Re: RARA-AVIS: Nag, Nag, Nag Noir

From: jacquesdebierue (jacquesdebierue@yahoo.com)
Date: 22 Jul 2009

  • Next message: Jeff Vorzimmer: "Re: RARA-AVIS: Nag, Nag, Nag Noir"

    --- In rara-avis-l@yahoogroups.com, Mark Sullivan <DJ-Anonyme@...> wrote: There's the difference, not what is written, but what is no longer filtered. There are now so many cheap and alternative distribution systems in place that much that never would have seen the light of day is now out there in one form or another. Of course, the old system wasn't perfect and good things were sometimes filtered -- we all know the story of a Gold Medal editor telling Willeford to stop submitting his work because he would never be published (except unknowingly). And the new system isn't all bad -- didn't Dave get his start by self-publishing the novel that became Fast Lane?
    > Still, I'm guessing the DIY process has also led to the appearance of a lot of material that should have been kept in the dark. I've had mostly good luck with small presses, probably due to most of my selections being largely based on recommendations from here. But if the easy internet distribution of music (I'm not implying that making available is anywhere near the same as finding an audience for what is available) is any indication, there's a lot of crap along with the gems.
    >

    The old question of quantity vs. quality. But has it ever not been so? Go to a Salvation Army store, one of those where they have boxes and boxes of old books, and look through them... most of the stuff that sold in the forties, fifties and sixties (those boxes are full of the stuff) is mostly rubbish. Rubbish that got published in hardcover by well-known publishers, not obscure self-published stuff.
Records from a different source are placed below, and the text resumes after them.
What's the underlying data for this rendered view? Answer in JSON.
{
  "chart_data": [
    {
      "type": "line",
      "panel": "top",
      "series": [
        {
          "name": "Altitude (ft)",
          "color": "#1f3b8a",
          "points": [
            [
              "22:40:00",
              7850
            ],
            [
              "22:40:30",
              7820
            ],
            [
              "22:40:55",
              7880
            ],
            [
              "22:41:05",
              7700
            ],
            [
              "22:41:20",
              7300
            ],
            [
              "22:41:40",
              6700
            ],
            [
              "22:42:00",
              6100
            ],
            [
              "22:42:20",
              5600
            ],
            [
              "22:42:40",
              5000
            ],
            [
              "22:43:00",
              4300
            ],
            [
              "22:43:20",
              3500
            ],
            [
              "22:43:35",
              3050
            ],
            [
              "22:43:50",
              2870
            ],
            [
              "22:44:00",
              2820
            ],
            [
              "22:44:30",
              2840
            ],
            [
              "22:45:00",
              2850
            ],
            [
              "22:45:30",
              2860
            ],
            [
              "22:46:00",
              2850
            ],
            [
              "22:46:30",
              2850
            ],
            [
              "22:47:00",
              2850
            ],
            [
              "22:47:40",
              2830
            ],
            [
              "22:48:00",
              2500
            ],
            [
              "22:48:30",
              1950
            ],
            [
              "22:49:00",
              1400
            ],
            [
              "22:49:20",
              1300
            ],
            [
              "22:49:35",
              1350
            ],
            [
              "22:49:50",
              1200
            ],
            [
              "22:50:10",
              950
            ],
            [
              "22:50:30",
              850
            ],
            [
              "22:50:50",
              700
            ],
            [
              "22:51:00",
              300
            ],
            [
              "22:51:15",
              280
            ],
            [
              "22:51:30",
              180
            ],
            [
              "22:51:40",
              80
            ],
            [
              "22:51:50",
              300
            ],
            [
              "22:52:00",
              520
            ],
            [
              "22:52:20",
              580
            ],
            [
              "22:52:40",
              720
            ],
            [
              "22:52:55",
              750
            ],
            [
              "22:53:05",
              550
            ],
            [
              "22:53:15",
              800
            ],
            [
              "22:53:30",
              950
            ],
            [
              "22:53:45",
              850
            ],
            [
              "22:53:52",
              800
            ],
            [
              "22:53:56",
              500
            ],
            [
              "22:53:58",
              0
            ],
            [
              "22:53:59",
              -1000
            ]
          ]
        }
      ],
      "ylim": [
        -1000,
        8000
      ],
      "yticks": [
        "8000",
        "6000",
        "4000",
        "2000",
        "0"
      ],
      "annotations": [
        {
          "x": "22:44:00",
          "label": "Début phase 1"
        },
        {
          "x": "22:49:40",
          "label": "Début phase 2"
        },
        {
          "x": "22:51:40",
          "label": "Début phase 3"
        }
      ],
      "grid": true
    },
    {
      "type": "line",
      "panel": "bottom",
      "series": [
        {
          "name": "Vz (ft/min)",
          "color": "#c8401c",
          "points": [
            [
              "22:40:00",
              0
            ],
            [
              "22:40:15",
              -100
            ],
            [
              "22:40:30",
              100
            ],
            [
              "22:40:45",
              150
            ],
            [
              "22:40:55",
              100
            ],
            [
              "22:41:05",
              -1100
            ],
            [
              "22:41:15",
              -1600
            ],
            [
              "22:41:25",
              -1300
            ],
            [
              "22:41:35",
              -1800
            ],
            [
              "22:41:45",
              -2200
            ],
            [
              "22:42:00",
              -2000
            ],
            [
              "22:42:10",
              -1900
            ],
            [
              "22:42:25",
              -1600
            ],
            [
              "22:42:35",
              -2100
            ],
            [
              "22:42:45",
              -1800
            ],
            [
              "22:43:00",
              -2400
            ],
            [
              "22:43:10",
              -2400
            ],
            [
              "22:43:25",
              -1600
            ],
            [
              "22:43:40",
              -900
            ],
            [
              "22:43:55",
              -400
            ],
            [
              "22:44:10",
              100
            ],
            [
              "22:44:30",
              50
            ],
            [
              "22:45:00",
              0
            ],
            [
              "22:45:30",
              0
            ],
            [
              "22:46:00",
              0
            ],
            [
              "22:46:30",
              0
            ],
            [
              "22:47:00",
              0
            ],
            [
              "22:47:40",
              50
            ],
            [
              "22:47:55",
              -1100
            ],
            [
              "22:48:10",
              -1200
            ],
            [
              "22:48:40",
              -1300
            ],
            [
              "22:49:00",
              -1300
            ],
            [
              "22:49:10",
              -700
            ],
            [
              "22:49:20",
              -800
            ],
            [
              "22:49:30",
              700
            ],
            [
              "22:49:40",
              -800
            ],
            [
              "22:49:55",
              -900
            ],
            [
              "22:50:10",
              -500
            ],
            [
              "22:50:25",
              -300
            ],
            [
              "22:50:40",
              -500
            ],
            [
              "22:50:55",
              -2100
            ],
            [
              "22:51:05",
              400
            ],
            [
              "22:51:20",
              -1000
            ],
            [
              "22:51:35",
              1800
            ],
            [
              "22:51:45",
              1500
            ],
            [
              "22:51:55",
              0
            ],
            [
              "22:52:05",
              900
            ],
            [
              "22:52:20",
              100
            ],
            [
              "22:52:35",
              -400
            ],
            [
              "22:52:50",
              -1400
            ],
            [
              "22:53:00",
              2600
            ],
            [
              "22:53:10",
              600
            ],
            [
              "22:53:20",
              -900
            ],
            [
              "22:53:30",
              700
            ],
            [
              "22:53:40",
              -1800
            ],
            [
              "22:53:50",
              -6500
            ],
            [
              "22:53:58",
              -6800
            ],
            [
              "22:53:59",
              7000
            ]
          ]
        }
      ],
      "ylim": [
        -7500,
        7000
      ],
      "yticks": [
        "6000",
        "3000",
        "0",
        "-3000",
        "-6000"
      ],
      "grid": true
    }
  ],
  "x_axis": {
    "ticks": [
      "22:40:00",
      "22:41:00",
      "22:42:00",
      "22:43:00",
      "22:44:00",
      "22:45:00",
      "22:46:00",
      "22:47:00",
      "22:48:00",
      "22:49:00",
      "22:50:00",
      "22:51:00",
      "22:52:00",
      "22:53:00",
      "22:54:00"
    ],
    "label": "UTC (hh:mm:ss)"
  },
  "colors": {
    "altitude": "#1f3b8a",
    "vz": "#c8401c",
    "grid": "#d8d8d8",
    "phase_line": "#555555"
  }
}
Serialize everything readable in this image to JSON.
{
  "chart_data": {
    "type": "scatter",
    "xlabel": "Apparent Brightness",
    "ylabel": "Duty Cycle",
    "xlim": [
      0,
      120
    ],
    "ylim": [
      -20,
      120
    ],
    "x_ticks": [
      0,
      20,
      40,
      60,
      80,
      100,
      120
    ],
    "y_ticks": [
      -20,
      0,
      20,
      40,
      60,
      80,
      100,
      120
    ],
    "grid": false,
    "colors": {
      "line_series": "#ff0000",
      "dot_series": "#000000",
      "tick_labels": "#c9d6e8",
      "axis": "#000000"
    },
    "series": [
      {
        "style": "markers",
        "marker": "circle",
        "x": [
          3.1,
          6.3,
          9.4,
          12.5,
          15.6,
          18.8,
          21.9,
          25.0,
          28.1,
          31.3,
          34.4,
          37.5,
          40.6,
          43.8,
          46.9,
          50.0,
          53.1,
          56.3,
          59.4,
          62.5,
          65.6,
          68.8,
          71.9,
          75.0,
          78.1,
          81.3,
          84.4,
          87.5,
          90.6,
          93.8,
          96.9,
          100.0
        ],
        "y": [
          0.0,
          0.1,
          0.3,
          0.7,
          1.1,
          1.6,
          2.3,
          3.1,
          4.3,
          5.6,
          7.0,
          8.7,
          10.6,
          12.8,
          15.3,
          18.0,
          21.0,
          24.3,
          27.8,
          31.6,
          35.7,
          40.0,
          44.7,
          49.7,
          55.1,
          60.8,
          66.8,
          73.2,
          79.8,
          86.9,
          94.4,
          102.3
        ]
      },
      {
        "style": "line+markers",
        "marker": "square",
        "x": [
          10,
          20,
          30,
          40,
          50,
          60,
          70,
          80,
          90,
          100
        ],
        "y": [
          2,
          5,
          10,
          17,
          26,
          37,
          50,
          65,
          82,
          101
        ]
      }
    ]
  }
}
    >As for why I'm so pissed, although I'd claim it's more boredom from reading the same sweeping generalizations over and over.<

    Most people speak in clichés. That's fine. But when you write in clichés, somehow it's worse, much worse. Something about the words on paper. And yes, lack of analysis and originality. Also lack of imagination and lack of impudence. A desire to be cool on the page without the need to have cool thoughts...

    Has it ever been otherwise, though? Statistically, how many great writers (relative to population) appear per generation? I bet it's pretty stable, no matter how much trash gets published or how many weak efforts are touted by commerce. In the US, this generation is led by Cormac McCarthy, Chuck Palahnyuk and a few others. Not that many. Because few people are original. The same is true in music and the other arts. The same is true in the field of inventions? Something on the order of the internal combustion engine gets invented every _several_ (or many) generations.

    What I don't like about Kevin's rhetoric is that it would lead to throwing out talented practitioners who have not invented a genre or a subgenre but till and cultivate their own parcel and do so exceedingly well. When do we decide that a genre is exhausted, and who decides it? The PI novel, for example. As long as some guy somewhere can write an excellent PI novel, the genre will be alive.

    I realize I got somewhat off-track. To be continued.